Curiosamente, essa edição foi ganha por Sérgio Lucas, mas revelou outros nomes que viriam a ficar no espaço mediático, como Luciana Abreu e o próprio Leandro. Aqui’s the thing: nem sempre quem vence é quem chega mais longe. E Leandro não passou despercebido.
O primeiro disco e a construção de uma identidade
Após Ídolos, Leandro concentrou-se no estúdio. “Meu Coração Está de Luto” foi o seu primeiro álbum, com 18 temas, apresentado nos programas da manhã, esses verdadeiros lançadores de carreiras na época. A sonoridade andava entre o fado e a música ligeira, com uma voz melodiosa que ocupava um espaço pouco preenchido por cantores da sua geração.
Não foi um sucesso imediato de massas, mas foi suficiente para abrir portas. As rádios começaram a tocar, os convites surgiram, e o público começou a reconhecer aquele rosto e aquela voz.
Cristina Ferreira, televisão e o lado humano
Em novembro de 2005, Leandro apareceu no programa Você na TV, apresentado por Cristina Ferreira e Manuel Luís Goucha. Levou uma carta dedicada à mãe e à avó, explicando que era por elas que queria vencer. O momento foi simples, quase cru, e funcionou.
Desde então, Cristina Ferreira tornou-se, em tom de brincadeira, a sua “madrinha”. E a verdade é que aquele programa mostrou um Leandro mais humano, mais próximo, num mercado cada vez mais competitivo e exigente.
Ricardo Landum e a consolidação artística
O álbum “Leandro”, editado pela Espacial, marcou um passo firme na carreira. A produção ficou a cargo de Ricardo Landum, nome incontornável da música ligeira portuguesa. As letras não eram suas, é verdade, mas vinham de um autor que sabia escrever baladas que ficam.
Leandro encontrou ali o seu território emocional. E os fãs também. Muitos dos seus maiores sucessos nasceram dessa parceria, e isso nota-se na consistência do repertório.

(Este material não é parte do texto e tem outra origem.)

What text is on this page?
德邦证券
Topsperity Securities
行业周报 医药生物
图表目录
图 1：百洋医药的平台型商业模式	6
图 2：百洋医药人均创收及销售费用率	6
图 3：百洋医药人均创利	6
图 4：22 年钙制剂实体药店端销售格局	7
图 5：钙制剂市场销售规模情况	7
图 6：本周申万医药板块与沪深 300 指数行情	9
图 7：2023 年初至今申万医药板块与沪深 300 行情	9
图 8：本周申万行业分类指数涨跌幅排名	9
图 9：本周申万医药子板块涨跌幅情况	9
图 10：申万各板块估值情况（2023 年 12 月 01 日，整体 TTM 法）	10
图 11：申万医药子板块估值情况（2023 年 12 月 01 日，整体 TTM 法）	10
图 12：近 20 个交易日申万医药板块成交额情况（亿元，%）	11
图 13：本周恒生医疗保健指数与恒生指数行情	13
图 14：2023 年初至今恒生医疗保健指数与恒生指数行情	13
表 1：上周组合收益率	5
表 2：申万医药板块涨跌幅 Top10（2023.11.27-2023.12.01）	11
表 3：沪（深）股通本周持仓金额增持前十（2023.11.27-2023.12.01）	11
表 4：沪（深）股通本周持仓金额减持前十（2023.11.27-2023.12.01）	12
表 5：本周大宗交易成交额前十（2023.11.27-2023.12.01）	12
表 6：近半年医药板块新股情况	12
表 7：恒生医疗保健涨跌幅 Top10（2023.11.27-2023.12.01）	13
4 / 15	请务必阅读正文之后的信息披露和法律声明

Tournées, Coliseus e discos de platina
Com o segundo álbum veio a primeira grande digressão, iniciada na Aula Magna, em Lisboa, e estendida de norte a sul do país, incluindo comunidades emigrantes na Suíça, França e Luxemburgo. Em 2009, “Também Eu” tornou-se disco de platina, numa época em que os CDs ainda se compravam e se ofereciam.
Em 2010, Leandro subiu aos palcos dos Coliseus do Porto e de Lisboa. O concerto lisboeta deu origem ao CD + DVD “Leandro – Ao Vivo no Coliseu de Lisboa”, acompanhado por um livro onde contou parte da sua história. Foi um marco claro: já não era promessa, era realidade.
MEO Arena, televisão e novos desafios
O concerto no MEO Arena foi outro momento simbólico. Produção grande, público fiel, emoções à flor da pele — sobretudo quando recebeu o filho em palco durante “Balada para o Meu Filho”. São imagens que ficam.
Nos anos seguintes, Leandro passou também pela televisão em formatos como Dança com as Estrelas, A Tua Cara Não Me É Estranha e, mais tarde, Big Brother Famosos. Alguns momentos foram polémicos, outros cansativos, mas mostraram alguém que não tem medo de se expor.
Um cantor romântico que resiste
Leandro nunca escondeu o romantismo. Comparações com Tony Carreira surgiram, talvez cedo demais, mas com o tempo percebeu-se que o seu espaço era outro. Mais íntimo, mais emocional, mais direto.
Hoje, com uma discografia extensa e um público fiel, Leandro representa uma geração de cantores que cresceu sem atalhos. E isso, num mercado que muda depressa, continua a ter valor.